Building error-free machine-learning-based systems is crucial, specially, nowadays that these systems are everywhere. From room-size servers stacked into huge buildings, to coin-size deep learning accelerators, these devices run machine learning algorithms that support daily critical operations in finance, logistics, aerospace, health, autonomous trucks/vehicles, and so on. Thus, it is our task to make sure those systems are robust, reliable, and trustworthy.

During the process of building a machine learning model, there are many points in which errors can make their way in –from data data collection, to deployment. The environment (and thus the data) is continuously changing. As such, one needs to be vigilant and keep monitoring the system to protect it against potential errors.

This book showcases the most common mistakes when building machine learning models during different phases. Each chapter focuses on a single mistake. For the sake of keeping the examples simple and focusing on the mistake at hand, some may incur in other mistakes. Every chapter demonstrates the corresponding mistake with code snippets and ways to avoid/correct the error. Library import statements and minor details may be omitted to keep the code simple however, the full source code of the examples is available.

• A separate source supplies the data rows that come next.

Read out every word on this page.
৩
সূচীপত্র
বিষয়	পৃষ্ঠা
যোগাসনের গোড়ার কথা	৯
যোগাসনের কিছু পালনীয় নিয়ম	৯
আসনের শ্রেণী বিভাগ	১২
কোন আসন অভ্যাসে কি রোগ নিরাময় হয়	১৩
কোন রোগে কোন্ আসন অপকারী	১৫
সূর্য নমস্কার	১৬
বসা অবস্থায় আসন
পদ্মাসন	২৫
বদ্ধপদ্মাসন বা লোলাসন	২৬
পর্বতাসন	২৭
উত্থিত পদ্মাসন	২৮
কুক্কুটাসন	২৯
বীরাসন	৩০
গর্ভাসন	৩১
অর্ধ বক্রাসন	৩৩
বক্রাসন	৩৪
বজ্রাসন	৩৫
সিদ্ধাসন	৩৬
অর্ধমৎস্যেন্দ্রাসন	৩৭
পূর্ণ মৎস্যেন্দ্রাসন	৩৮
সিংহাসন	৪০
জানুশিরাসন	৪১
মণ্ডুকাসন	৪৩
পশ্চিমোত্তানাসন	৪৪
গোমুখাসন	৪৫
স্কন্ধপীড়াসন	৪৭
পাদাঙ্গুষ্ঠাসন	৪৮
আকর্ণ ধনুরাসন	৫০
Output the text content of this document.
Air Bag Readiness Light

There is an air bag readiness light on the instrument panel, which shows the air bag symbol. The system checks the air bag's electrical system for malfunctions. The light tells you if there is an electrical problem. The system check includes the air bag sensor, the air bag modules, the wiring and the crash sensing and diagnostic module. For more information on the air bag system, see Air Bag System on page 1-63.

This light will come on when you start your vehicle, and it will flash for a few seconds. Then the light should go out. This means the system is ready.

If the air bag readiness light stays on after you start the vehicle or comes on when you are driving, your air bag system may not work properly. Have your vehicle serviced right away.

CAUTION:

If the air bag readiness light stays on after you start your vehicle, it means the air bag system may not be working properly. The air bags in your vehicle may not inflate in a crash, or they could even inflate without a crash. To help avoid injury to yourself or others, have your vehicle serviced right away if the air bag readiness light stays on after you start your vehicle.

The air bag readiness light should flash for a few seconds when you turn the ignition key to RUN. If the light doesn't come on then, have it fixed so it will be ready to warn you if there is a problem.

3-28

Before delving into the mistakes, the following subsection introduces the terminology that will be used. So, I recommend you to take a look and familiarize yourself with the terms. With the help of the Science-Fish-Team, let’s begin our journey against the neuruptors!!!

Terminology

In this section, I will introduce the terminology that we will use for the rest of the book.

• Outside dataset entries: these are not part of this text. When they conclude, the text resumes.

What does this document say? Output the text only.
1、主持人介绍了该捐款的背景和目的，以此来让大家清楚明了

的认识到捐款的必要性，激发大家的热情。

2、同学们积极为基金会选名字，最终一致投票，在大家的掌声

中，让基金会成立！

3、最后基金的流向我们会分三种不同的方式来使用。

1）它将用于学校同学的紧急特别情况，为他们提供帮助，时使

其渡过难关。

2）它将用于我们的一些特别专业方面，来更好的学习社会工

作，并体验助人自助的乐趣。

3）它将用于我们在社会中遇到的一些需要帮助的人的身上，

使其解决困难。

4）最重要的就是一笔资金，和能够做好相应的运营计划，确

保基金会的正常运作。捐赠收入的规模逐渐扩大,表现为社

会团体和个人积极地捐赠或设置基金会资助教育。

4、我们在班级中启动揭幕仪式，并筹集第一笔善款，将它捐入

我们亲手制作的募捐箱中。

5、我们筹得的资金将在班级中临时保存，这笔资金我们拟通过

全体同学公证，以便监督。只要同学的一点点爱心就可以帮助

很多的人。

Most of the time, datasets are stored as tables or in Python terminology, pandas data frames or numpy arrays. Figure 0.2 shows the classic IRIS dataset (Fisher 1936) stored in a pandas data frame.

First rows of the IRIS dataset.

Figure 0.2: First rows of the IRIS dataset.

The columns represent variables (features) and the rows represent examples also known as instances or data points. In this table, there are \(5\) variables sepal length, sepal width, petal length, petal width and the class. Each row represents a specific plant. In machine learning terminology, rows are more commonly called instances whereas in statistics they are often called data points or observations. Here, I will use those terms interchangeably.

Figure 0.3 shows the same data frame. Suppose that we are interested in predicting the class based on the other variables. In machine learning terminology, the variable of interest (the one that depends on the others) is called the class or label for classification problems. For regression, it is often referred to as y. In statistics, it is more commonly known as the response, dependent, or y variable, for both, classification and regression.

First rows of theIRIS dataset. The first four columns are the features and the last column is the class.

Figure 0.3: First rows of theIRIS dataset. The first four columns are the features and the last column is the class.

In machine learning terminology, the variables used to predict the class are called features or attributes. In statistics, they are typically referred as predictors, independent variables, or X. The term feature vector is used often in machine learning. A feature vector is an array containing the features of a given instance. For example, the feature vector of the first instance in Figure 0.3 is \([5.1,3.5,1.4,0.2]\).

Regarding algorithms, the term model will be used to refer to classifiers or regression models. From the context, it should be clear which one it refers to, or if both.

Now that we are armed with this terminology, let’s begin fighting those neuruptors!!!

References

Fisher, Ronald A. 1936. “The Use of Multiple Measurements in Taxonomic Problems.” Annals of Eugenics 7 (2): 179–88.